Abstract
Civilization is in the midst of a profound historical transformation: technological advances, globalization, and shifting worldviews are bringing multiple, often conflicting points of view into conversation with one another, and these trends are exposing the influence of culture, language, and thought processes on the construction of our perceptions, beliefs, and ideologies. Transformative learning, psychological development, and spiritual growth can help us to better understand and survive in this increasingly more complex and rapidly changing world.
This study examined how a group of adult students experienced and utilized learning from a five-day residential seminar designed to foster transformative learning and development.
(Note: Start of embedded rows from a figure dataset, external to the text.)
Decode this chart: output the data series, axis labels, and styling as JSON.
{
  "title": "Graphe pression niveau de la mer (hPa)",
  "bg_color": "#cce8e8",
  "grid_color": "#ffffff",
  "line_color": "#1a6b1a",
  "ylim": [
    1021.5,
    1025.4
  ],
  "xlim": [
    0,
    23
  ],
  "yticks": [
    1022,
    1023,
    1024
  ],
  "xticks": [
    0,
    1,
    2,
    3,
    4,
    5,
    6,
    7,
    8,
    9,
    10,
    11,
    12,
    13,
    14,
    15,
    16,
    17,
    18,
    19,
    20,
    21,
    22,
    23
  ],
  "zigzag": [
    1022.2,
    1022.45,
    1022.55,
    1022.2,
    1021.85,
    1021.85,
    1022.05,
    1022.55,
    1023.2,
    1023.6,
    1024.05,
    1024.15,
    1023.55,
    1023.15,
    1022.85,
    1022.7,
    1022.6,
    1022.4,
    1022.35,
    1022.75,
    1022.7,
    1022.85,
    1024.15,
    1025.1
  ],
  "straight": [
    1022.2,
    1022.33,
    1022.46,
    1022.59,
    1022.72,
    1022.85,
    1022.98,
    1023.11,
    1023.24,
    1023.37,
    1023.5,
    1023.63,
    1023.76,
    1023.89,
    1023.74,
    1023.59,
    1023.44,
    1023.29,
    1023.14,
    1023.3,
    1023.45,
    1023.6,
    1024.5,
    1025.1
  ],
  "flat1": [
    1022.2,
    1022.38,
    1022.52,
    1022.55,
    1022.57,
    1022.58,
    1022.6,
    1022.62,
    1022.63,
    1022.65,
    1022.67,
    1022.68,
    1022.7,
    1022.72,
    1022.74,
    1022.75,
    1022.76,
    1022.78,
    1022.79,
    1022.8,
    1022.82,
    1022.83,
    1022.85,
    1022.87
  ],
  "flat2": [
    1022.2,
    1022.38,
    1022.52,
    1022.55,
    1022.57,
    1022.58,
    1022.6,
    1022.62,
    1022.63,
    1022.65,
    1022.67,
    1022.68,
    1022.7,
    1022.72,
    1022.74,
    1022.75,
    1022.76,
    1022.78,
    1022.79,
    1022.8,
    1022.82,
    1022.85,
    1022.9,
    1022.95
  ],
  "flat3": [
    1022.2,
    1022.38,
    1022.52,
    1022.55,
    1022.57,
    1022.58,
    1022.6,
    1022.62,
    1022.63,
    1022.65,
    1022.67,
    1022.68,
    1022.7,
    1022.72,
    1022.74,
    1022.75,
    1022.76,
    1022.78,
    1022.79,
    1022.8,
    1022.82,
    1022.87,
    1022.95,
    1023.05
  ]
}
Fourteen white, adult (25+) American male and female graduate students were observed in the learning environment and interviewed over the eight month period following the seminar to assess whether the seminar was successful in fostering enduring perspective transformation and developmental growth.
The study examined subjects' experiences of the seminar; identified what dimensions of the experience were considered by participants to be of most and least value; and assessed the impact of the seminar on participants' ways of seeing and being over the eight month period following it. Specifically, the study evaluated whether the seminar appeared to foster transformative learning, developmental growth, increased spiritual intelligence, or Appreciative Knowing.
Findings identified educational approaches and teaching practices that appear to be highly effective in promoting transformative learning and developmental growth; revealed the mutual interdependence of intellect, emotion, and spirituality and education's potential to foster these multiple dimensions of learning and development simultaneously; and affirmed the power of education to trigger significant and enduring change.